The US Justice Department Gets Involved
The US Justice Department filed a case against the acquisition on August 31, contending, “the combination of the second- and fourth-largest U.S. cellphone companies would hurt competition and likely raise prices.” This is a pretty routine way that the Justice Department ensures that competition amongst businesses within a sector remains strong so that consumers are not raked over by harmful oligarchical practices like raising prices across the board for no reason. By filing the case, the government has time to review all the ins and outs of a planned merger and can make a decision based on the best interests of the people.

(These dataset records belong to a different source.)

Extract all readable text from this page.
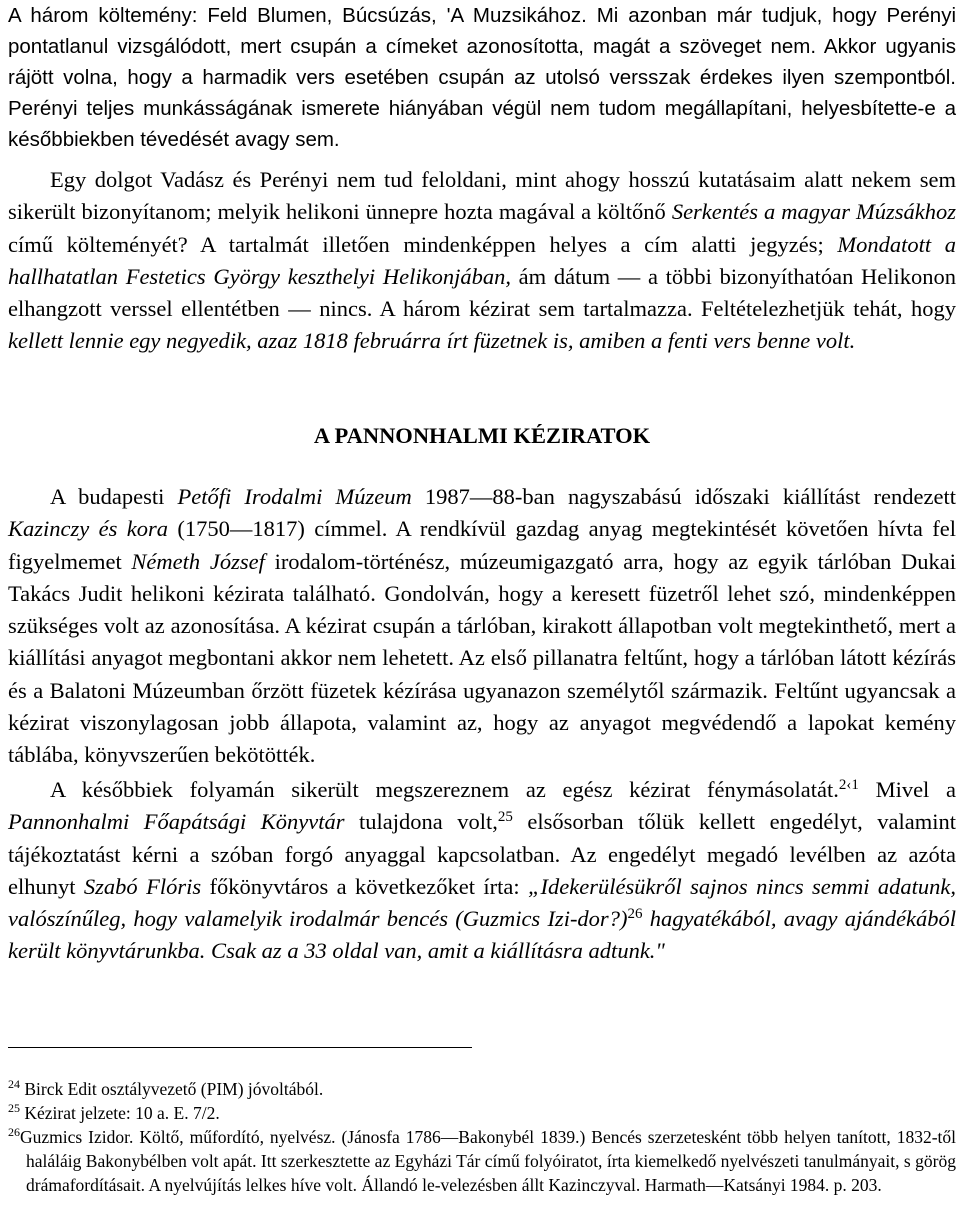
A három költemény: Feld Blumen, Búcsúzás, 'A Muzsikához. Mi azonban már tudjuk, hogy Perényi pontatlanul vizsgálódott, mert csupán a címeket azonosította, magát a szöveget nem. Akkor ugyanis rájött volna, hogy a harmadik vers esetében csupán az utolsó versszak érdekes ilyen szempontból. Perényi teljes munkásságának ismerete hiányában végül nem tudom megállapítani, helyesbítette-e a későbbiekben tévedését avagy sem.

Egy dolgot Vadász és Perényi nem tud feloldani, mint ahogy hosszú kutatásaim alatt nekem sem sikerült bizonyítanom; melyik helikoni ünnepre hozta magával a költőnő Serkentés a magyar Múzsákhoz című költeményét? A tartalmát illetően mindenképpen helyes a cím alatti jegyzés; Mondatott a hallhatatlan Festetics György keszthelyi Helikonjában, ám dátum — a többi bizonyíthatóan Helikonon elhangzott verssel ellentétben — nincs. A három kézirat sem tartalmazza. Feltételezhetjük tehát, hogy kellett lennie egy negyedik, azaz 1818 februárra írt füzetnek is, amiben a fenti vers benne volt.

A PANNONHALMI KÉZIRATOK

A budapesti Petőfi Irodalmi Múzeum 1987—88-ban nagyszabású időszaki kiállítást rendezett Kazinczy és kora (1750—1817) címmel. A rendkívül gazdag anyag megtekintését követően hívta fel figyelmemet Németh József irodalom-történész, múzeumigazgató arra, hogy az egyik tárlóban Dukai Takács Judit helikoni kézirata található. Gondolván, hogy a keresett füzetről lehet szó, mindenképpen szükséges volt az azonosítása. A kézirat csupán a tárlóban, kirakott állapotban volt megtekinthető, mert a kiállítási anyagot megbontani akkor nem lehetett. Az első pillanatra feltűnt, hogy a tárlóban látott kézírás és a Balatoni Múzeumban őrzött füzetek kézírása ugyanazon személytől származik. Feltűnt ugyancsak a kézirat viszonylagosan jobb állapota, valamint az, hogy az anyagot megvédendő a lapokat kemény táblába, könyvszerűen bekötötték.

A későbbiek folyamán sikerült megszereznem az egész kézirat fénymásolatát.$^{2‹1}$ Mivel a Pannonhalmi Főapátsági Könyvtár tulajdona volt,$^{25}$ elsősorban tőlük kellett engedélyt, valamint tájékoztatást kérni a szóban forgó anyaggal kapcsolatban. Az engedélyt megadó levélben az azóta elhunyt Szabó Flóris főkönyvtáros a következőket írta: „Idekerülésükről sajnos nincs semmi adatunk, valószínűleg, hogy valamelyik irodalmár bencés (Guzmics Izi-dor?)$^{26}$ hagyatékából, avagy ajándékából került könyvtárunkba. Csak az a 33 oldal van, amit a kiállításra adtunk."

$^{24}$ Birck Edit osztályvezető (PIM) jóvoltából.
$^{25}$ Kézirat jelzete: 10 a. E. 7/2.
$^{26}$Guzmics Izidor. Költő, műfordító, nyelvész. (Jánosfa 1786—Bakonybél 1839.) Bencés szerzetesként több helyen tanított, 1832-től haláláig Bakonybélben volt apát. Itt szerkesztette az Egyházi Tár című folyóiratot, írta kiemelkedő nyelvészeti tanulmányait, s görög drámafordításait. A nyelvújítás lelkes híve volt. Állandó le-velezésben állt Kazinczyval. Harmath—Katsányi 1984. p. 203.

What is happening now regarding the acquisition of T-Mobile by AT&T is that Sprint is getting in on the action and filing a separate suit of its own to prevent the merger. Sprint is citing antitrust laws, buy those laws exist to protect competition, not competitors. Even the judge in the case felt compelled to ask Sprint, “Why isn’t it in your interest to let the Department of Justice do the work and not have your client pay for it?” Sprint is claiming that the merger would push the US cellular phone market into a duopoly between AT&T and Verizon Communications (VZ) in which “Sprint is marginalized and no longer able to constrain prices.” AT&T is pushing for the charges to be dismissed, saying, “Sprint knows…that a post-merger AT&T—freed of spectrum shortages that impair its ability to offer customers better services at lower prices—will be a more formidable competitor.”
U.S. District Judge Ellen Huvelle will hear arguments on Sprint’s right to sue today in Washington, D.C.